Oil is a natural by-product of decomposition combined with millions of years of heat and pressure. In its natural form and even under controlled use and refining, oil has been an amazing contributor to our standard of living – offering advancements in health, science and basically everything we do. However, mankind often reacts a bit slow to the adverse affects of oil on the environment. Oils spills, refining, industrial use and vehicular pollution can all overpower the Earth’s ability to co-exist with oil. Even very trace oil trickling into the waters can have adverse detrimental affects on the environment.
Luckily, as stewards of the Earth’s environment, we recognize these affects and have the science and power to study and enact regulation to help keep things in control. Advancements in sensing technologies enable the industry to keep tabs on their processes that historically may have been burdening the environment with trace oils and oil by-products.
As private and public entities continue to work together researching and developing new processes and technologies, we realize that the Earth, oil and mankind actually can co-exist.

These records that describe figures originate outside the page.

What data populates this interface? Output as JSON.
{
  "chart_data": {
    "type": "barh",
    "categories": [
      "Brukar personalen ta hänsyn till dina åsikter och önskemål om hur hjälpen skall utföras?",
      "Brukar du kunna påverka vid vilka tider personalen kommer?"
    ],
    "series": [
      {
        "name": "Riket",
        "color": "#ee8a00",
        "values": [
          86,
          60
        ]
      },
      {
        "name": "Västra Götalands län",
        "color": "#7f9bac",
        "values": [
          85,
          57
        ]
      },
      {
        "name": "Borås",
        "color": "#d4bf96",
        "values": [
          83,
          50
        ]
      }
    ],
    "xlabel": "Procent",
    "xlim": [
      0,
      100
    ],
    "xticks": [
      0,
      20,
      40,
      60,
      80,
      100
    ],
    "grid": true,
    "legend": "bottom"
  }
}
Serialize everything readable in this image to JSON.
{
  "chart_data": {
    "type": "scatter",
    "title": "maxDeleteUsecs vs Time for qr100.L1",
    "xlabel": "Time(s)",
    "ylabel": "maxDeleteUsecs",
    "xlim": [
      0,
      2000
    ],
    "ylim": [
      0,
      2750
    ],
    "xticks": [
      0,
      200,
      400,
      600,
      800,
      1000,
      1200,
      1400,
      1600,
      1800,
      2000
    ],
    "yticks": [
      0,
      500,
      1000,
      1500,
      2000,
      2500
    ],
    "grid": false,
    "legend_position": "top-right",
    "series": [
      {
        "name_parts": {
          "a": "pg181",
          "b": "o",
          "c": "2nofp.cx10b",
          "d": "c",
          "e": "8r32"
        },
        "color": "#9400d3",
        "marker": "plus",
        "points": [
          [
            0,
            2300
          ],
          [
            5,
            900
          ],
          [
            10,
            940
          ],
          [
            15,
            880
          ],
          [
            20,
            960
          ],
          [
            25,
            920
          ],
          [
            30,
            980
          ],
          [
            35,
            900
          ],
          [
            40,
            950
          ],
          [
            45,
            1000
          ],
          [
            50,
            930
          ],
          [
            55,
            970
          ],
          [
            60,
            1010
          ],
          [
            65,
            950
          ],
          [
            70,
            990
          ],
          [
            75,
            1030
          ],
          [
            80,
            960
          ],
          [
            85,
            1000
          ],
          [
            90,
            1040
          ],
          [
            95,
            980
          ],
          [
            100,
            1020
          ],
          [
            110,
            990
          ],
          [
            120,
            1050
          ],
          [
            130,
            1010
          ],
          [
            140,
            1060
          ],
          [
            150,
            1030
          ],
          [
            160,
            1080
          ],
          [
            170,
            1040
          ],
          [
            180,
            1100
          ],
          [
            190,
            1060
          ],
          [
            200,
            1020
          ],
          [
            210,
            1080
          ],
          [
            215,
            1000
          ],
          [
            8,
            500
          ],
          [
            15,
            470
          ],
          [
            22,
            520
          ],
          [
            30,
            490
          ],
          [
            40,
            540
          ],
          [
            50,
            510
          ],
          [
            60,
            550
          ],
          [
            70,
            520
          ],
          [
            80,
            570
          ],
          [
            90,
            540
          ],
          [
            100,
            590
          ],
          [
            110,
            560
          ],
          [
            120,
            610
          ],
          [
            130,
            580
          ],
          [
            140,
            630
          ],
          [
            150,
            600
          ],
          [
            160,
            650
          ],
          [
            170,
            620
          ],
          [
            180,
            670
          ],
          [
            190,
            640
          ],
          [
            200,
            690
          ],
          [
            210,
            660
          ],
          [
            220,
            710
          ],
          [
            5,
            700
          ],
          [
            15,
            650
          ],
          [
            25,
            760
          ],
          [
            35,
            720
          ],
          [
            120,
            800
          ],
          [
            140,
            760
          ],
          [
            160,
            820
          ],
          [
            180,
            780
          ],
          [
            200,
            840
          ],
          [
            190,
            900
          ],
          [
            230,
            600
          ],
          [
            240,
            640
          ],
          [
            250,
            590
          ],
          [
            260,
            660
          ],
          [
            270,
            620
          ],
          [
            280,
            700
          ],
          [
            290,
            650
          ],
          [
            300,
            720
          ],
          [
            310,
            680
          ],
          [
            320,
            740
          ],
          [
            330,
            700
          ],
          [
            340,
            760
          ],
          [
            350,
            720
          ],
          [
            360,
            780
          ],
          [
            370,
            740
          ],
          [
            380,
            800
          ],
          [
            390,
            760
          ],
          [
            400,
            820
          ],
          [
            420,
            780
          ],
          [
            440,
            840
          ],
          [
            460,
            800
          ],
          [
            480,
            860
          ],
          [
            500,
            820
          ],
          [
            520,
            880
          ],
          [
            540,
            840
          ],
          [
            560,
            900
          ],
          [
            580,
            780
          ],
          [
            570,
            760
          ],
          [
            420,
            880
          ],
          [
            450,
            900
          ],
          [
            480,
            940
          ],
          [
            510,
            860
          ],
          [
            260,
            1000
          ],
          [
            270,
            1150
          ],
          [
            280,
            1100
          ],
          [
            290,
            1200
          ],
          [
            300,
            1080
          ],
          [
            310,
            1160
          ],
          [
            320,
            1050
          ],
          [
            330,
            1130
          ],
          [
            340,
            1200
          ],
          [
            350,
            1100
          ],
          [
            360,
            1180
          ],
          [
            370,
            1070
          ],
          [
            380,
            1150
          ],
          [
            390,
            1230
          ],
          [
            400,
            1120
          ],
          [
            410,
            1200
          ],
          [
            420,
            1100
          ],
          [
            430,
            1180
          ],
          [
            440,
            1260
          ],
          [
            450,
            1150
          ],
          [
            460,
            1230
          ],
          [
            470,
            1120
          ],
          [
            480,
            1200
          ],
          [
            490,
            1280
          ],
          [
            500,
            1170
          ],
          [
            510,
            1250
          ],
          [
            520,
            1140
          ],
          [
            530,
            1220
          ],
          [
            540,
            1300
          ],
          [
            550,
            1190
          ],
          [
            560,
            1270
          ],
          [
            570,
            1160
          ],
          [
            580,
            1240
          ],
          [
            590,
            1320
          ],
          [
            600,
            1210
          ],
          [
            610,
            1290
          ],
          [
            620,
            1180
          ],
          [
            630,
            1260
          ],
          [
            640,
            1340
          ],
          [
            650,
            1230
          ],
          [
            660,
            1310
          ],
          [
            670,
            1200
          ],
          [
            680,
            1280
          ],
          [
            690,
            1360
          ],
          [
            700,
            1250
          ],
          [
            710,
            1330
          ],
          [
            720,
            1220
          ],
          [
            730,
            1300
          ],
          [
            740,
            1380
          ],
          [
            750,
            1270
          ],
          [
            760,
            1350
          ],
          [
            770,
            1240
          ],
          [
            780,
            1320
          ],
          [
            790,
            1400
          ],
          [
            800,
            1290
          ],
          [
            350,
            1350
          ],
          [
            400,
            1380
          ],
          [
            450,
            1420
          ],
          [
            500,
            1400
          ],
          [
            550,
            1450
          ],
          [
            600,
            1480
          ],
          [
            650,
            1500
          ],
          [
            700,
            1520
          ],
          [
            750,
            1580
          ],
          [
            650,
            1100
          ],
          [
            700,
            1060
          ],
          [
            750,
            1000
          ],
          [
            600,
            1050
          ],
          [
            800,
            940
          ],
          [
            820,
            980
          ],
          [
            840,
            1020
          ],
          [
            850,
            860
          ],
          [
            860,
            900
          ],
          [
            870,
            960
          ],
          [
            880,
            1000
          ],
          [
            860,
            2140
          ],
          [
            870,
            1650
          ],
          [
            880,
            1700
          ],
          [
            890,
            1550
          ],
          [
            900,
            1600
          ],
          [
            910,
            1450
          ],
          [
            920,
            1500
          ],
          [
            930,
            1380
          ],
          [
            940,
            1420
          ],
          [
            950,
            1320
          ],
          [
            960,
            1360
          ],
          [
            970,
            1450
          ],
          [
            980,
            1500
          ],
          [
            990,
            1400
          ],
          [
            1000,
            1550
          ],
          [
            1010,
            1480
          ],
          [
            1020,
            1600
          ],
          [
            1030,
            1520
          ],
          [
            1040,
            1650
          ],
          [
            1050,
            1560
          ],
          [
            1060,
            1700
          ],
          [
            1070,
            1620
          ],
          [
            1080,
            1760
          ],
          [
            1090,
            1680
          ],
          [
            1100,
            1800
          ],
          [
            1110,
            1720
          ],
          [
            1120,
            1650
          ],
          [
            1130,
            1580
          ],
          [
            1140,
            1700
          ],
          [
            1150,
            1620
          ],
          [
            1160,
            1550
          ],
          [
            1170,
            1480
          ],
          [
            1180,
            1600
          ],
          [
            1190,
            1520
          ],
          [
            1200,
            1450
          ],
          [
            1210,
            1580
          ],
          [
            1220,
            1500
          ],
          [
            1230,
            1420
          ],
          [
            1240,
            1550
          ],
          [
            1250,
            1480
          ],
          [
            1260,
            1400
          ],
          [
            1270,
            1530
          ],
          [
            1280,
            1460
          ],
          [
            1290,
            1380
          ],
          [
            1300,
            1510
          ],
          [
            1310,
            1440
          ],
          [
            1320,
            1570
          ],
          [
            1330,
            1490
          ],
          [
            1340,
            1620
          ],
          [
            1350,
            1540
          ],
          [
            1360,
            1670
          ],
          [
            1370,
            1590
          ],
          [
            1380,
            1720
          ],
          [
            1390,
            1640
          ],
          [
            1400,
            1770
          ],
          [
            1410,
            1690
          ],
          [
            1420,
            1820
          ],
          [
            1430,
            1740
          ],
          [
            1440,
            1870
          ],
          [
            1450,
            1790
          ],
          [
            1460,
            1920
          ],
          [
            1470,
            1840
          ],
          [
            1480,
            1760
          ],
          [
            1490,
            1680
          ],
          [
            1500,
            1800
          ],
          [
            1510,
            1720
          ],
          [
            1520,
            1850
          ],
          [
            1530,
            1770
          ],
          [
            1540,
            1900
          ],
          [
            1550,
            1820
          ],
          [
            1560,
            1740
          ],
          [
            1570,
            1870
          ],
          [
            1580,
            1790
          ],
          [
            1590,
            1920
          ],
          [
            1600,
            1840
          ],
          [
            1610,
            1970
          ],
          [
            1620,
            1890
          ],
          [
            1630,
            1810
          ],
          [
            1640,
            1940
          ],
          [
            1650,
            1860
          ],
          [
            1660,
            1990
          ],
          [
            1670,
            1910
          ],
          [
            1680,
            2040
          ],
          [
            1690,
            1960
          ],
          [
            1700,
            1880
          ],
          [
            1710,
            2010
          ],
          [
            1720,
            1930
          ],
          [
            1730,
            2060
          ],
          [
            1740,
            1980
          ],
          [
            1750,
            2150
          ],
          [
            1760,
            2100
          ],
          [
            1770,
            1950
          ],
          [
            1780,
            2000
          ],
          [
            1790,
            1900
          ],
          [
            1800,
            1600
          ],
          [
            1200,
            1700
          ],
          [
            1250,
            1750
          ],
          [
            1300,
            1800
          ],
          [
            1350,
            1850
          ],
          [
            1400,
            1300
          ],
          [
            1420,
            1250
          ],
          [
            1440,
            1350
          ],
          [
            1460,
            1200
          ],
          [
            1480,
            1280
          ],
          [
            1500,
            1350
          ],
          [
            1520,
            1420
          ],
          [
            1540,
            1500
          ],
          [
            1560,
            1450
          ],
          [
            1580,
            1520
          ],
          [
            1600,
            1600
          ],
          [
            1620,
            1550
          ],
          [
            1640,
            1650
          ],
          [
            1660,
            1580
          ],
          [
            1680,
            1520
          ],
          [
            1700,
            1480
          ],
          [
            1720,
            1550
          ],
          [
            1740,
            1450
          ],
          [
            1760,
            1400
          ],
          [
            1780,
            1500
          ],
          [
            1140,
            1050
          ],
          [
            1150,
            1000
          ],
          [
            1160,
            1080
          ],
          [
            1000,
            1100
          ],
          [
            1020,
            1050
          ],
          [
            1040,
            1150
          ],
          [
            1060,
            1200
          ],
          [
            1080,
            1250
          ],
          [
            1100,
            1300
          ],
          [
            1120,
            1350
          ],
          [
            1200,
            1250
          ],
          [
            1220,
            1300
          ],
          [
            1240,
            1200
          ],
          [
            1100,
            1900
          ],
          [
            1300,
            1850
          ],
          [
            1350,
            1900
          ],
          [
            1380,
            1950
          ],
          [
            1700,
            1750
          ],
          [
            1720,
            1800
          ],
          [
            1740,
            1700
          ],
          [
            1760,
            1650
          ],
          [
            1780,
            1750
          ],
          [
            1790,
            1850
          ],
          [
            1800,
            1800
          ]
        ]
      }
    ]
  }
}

Check out the upcoming webinar by Greg Reeves of Arjay Engineering, where the above is packaged into a concise review of oil basics and the lead up to regulations and products used for oil in water monitoring. The result of which allows industrial upstream oil production, refining and Petro-chemical manufacturing to partner and co-exist with the environment.
Spotlight interview questions:
What do you hope attendees will gain at your webinar?
For those involved with any type of environmental discharge compliance of wastewater, this webinar will provide insight into how regulation evolves and ultimately involves a multitude of players that all need to get along. Process industries can work with positive environmental interests if all participants have an open mind.
What discussions do you look forward to having with the attendees?
Any field experiences from attendees would be ideal to share. Dealing with various authorities, suppliers, and technologies can be daunting. Creative solutions to common issues are always interesting to share.
What do you enjoy most about your role?
I enjoy being involved with end users of equipment from their first introduction to an issue right through to a happy conclusion. A customer will usually have an ‘aha moment’, when they realize the solution is not as complicated as first perceived.
How did you get into the industry?
Arjay Engineering is a spin-off from my father’s original business that was focused on selling process and environmental products into Canada. After university, I had the opportunity to join the company to design and manufacture specialty instruments in-house. Arjay was quickly formed to manufacture and market these products worldwide.
Where is your favourite place in the world and why?
I have been lucky to have travelled to some places that are pretty unique to my home country of Canada. Be it Asia, the Middle East, Europe or South America, I would go back to any of them. Besides my weekend cottage getaway north of Toronto, Norway gets two thumbs up for great food, scenery and people. Shame about the prices!